There is of course also jointly liable third party who may well have more assets to grab than the OP's DH (or might have less).

TAKE ADVICE!

HPsauciness · 06/01/2016 09:32

round bankruptcy is a last resort and there are consequences to it, in terms of not being able to be a company director and possible liability in the future, but if you have to pay back £50,000 then you may just have to go bankrupt!

The alternative is to try to pay it back, but that then means the family as a whole will have to pay that out of salaries for many years to come. If you owe £50,000 and have to pay it back, then your credit rating will be shot for many years anyway!

There is no good scenario here where the family finances are unaffected or where credit ratings are unaffected.

The best case scenario is if the spouse keeps their good credit rating, has a good salary and so forth. That can then be used in the meantime until the other spouse eventually pays back/writes off the debts through bankruptcy, and their credit rating goes back up again.

But- rental agreements, other credit etc are always going to be problematic for a person who owes a large amount of money and can't pay!

TTTatty · 06/01/2016 09:39

'Second one still makes me want to cry a husband had all single products when he passed away the bank turned to the wife and started sending out threatening letters asking for the money back she used to come in everyday crying. '

I bet she did and how absolutely awful of the bank because she was under NO obligation to pay the money back - been there, got the t shirt!

Russellgroupserf · 06/01/2016 09:40

The only information I have about joint liable debts is via my friends stressful case.

She had a joint mortgage with her ex BF it was in both their names.

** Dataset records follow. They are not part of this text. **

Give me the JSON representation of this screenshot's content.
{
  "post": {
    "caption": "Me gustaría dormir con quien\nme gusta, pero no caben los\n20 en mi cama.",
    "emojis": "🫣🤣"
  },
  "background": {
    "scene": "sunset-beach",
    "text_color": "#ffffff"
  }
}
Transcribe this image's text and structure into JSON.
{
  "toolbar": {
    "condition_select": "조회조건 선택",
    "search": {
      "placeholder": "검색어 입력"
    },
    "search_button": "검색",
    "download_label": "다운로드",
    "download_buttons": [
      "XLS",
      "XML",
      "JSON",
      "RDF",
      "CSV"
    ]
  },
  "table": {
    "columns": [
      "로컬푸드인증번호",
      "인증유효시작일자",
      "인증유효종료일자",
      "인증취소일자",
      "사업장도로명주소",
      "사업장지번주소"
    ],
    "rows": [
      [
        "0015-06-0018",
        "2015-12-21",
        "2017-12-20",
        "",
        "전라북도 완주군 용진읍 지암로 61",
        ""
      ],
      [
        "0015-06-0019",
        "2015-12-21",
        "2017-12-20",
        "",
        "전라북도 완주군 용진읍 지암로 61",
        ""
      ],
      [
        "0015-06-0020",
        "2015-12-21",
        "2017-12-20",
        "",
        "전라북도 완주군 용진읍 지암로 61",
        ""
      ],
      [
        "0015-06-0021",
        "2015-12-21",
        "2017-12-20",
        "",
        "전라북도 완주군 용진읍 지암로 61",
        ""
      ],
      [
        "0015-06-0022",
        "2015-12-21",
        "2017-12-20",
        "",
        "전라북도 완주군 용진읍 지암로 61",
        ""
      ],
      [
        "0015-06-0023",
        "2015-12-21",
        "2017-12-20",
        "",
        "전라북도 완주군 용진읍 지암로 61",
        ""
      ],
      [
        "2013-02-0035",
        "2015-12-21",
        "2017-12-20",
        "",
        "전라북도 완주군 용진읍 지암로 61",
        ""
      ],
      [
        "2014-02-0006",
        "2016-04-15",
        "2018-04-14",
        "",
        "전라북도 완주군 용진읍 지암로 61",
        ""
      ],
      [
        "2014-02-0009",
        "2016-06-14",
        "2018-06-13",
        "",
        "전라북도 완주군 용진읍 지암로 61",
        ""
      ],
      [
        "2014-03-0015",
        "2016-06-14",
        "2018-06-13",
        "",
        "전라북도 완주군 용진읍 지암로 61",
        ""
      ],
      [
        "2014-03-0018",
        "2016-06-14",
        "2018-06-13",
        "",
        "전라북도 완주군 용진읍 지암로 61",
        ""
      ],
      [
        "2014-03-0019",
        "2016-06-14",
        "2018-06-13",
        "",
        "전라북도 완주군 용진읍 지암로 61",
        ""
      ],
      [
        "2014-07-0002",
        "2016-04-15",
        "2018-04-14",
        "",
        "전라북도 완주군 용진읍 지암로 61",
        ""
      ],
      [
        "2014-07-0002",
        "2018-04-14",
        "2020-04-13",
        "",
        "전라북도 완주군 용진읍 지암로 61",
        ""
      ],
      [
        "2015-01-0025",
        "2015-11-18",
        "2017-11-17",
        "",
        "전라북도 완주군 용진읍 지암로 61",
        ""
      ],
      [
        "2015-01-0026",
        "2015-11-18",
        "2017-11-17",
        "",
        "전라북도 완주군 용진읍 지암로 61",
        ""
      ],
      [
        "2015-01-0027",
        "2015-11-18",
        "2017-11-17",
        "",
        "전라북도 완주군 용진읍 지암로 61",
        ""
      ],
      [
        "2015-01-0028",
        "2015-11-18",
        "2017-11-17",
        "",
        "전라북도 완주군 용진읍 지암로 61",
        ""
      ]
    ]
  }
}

They never sorted this out when they broke up and she carried on paying, 14 years later he went bankrupt and as it was a joint asset they wanted some of that joint asset. They got about 20k and she did have legal advice which she paid a few hundred for, it did save her a few thousand though as the amount was negotiated.She almost lost her house, it took months to sort out.

TTTatty · 06/01/2016 09:41

This is not a joint debt between the op and her dh

AnchorDownDeepBreath · 06/01/2016 09:50

I wouldn't go to CAB about bankruptcy. They don't have specialist financial advisors since their budget was cut and they are notoriously bad at bankruptcy advise anyway.

AnchorDownDeepBreath · 06/01/2016 09:50

Advice, dammit. Blimmin autocorrect.

GraceKellysLeftArm · 06/01/2016 09:52

No bankruptcy does not mean te end of life.

Barclays will give an undischarged br an account. After approx one year he will be discharged and will be able to be a company director again.

Walkingintheraindrops · 06/01/2016 09:56

Many people give bankrupts a bank account. They have to be offered a basic account by law. Bankruptcy is not life long. Many misconceptions on this thread. I agree CAB are rubbish at this.